On Aug. 28, 2011, Tropical Storm Irene crashed through Vermont, triggering epic flooding throughout the state that caused several hundred million dollars of damage, wrecked more than 500 miles of state highway, 2,000 local roads, and hundreds of 500 bridges. It damaged 1,500 Vermont residences and caused crop losses in excess of $10 million on more than 450 farms. Four deaths in Vermont are attributed to the storm.
Irene also brought out the better angels in all Vermonters, who responded to the needs of their friends and neighbors with record donations of money, food, household goods and sweat equity, and equal-sized gifts of compassion.
We’re still dealing with Irene. There’s damage yet to be fixed and lives to be made whole. Healing still needs to happen.
It is here Ludwig van Beethoven enters our story.

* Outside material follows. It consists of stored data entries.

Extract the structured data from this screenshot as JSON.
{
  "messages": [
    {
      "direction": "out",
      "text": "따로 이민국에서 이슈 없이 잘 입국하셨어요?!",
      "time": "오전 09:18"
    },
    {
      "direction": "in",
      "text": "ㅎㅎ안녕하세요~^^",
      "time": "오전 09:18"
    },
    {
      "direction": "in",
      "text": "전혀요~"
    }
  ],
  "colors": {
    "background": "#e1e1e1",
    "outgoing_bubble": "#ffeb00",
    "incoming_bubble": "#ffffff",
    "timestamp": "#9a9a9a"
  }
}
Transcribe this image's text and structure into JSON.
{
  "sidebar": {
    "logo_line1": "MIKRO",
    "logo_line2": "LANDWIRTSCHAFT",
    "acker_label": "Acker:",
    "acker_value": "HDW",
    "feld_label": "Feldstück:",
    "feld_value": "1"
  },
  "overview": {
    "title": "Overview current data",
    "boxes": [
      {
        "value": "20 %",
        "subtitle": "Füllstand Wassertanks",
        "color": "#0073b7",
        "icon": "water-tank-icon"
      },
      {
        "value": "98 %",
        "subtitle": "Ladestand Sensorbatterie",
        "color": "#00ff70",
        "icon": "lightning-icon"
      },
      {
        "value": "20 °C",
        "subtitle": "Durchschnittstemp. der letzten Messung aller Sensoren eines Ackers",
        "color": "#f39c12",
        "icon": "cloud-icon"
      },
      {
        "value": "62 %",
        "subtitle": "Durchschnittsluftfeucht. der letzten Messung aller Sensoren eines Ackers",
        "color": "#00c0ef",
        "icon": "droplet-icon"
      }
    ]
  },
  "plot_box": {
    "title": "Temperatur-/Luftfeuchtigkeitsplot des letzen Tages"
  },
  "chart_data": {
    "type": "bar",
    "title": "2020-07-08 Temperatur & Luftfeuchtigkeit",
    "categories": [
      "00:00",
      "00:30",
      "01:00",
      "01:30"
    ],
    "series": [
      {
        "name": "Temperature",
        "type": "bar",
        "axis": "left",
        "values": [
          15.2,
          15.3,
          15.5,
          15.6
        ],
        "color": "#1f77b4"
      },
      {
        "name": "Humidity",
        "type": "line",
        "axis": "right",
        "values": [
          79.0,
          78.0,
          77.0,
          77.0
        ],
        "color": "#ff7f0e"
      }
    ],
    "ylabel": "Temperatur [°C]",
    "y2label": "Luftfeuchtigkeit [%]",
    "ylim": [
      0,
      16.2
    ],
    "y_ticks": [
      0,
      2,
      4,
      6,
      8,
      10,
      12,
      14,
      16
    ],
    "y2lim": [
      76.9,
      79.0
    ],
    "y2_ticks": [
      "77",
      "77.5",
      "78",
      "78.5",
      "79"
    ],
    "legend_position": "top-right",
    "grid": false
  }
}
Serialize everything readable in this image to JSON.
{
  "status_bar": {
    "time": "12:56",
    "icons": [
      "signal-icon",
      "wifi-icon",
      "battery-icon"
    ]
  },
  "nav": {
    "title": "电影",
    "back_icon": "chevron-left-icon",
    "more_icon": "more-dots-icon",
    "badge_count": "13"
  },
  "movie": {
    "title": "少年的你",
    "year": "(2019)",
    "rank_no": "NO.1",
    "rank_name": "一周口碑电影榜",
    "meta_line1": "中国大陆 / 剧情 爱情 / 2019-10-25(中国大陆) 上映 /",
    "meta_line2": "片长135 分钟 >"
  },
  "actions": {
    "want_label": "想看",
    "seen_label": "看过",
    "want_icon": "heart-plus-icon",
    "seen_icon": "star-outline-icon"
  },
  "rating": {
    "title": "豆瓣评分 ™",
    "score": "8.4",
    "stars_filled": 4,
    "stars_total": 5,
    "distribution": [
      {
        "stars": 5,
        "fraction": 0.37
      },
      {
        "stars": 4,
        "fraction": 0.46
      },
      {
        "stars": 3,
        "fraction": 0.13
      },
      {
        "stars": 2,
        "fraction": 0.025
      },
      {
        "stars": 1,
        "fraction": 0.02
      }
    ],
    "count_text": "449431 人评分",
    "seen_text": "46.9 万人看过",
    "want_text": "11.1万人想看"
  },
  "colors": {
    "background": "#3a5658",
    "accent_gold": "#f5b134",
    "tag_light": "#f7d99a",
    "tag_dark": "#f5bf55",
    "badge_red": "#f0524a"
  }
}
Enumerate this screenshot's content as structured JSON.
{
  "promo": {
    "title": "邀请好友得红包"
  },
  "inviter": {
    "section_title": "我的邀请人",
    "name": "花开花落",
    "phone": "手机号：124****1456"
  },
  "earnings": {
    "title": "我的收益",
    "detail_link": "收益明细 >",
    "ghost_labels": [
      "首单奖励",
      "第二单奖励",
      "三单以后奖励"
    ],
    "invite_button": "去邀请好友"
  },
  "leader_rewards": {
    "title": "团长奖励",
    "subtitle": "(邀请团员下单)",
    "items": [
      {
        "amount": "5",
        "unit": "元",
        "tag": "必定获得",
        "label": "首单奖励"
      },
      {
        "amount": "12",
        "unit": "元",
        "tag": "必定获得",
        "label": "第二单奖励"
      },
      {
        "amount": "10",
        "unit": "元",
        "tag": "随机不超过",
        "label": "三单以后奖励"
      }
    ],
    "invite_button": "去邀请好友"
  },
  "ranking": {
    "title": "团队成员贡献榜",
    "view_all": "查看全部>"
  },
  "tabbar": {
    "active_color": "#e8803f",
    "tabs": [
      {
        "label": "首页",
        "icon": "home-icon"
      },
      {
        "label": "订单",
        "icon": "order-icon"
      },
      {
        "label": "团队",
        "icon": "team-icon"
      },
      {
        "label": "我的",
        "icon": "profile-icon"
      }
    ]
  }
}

The musical centerpiece of June 30’s The Event in a Tent is the performance of Beethoven’s Symphony No. 6, known as the Pastoral Symphony, and it is presented in recognition of what Vermont has been through.
If you were wondering what a symphony first performed in 1808 in Vienna could possibly have to tell us in Vermont in 2012, you’re not alone. I had the same the questions. So I asked The Event in a Tent co-founder Hugh Keelan, who took me on a guided tour of Beethoven’s Pastoral Symphony. Come along.
Unusual for its time, Keelan explained, Beethoven’s Pastoral Symphony is in five movements, not four, and the basic arc of the piece goes from peace to turmoil and back to peace.
The first movement depicts “the awakening of happy feelings in contemplation of a pastoral scene,” according to Keelan. As you listen to it, imagine the enjoyment you take from one of Vermont’s breathtakingly beautiful views. “It’s about the feelings that are awakened in the human spirit in contact with nature.”
The second movement carries these feelings to a particular setting – a brook, whose quick-running, bubbling currents are present throughout the whole movement. At various intervals, Beethoven gives us bird songs to listen to – the cuckoo voiced by a clarinet; a quail by an oboe and a nightingale by a flute.
People enter the scene in the third movement, which depicts villagers making merry … eating, drinking, dancing. “There’s a focus on humanity, on what’s great about being human. It’s bouncy, boisterous, with a hint of bawdiness that suggests pint of ale being drunk,” said Keelan.
This merriment comes to a stop when storm clouds are sighted and a distant rumble of thunder is heard, signaling the start of the fourth movement. In short order, the storm explodes in fury, with thunder and lightning and all the drama we associate with Beethoven’s music.
Then it subsides. People look cautiously out of their homes, and we hear a shepherd’s horn call, perhaps signaling that the storm has passed. This ushers in the fifth movement, which, Keelan said, is “a song of thanksgiving for the passing of the storm.”
Seen in this way, the linking of the Pastoral Symphony to Vermont’s Irene experience becomes clear.
“It’s an opportunity to examine our responses to a large-scale disaster like that and what it means to come out on the other side,” said Keelan. “This gives a bigger picture than any one person’s reaction. It goes away from specific consequences. This offers an image that’s bigger.”
“It’s kind of great that it’s not a Vermont piece, and it’s about a specific time and place,” Keelan continued. If (Beethoven’s) Ode to Joy is about all imaginable forms of joy, the Pastoral Symphony is about all imaginable forms of rebirth and reinvention after a disaster.”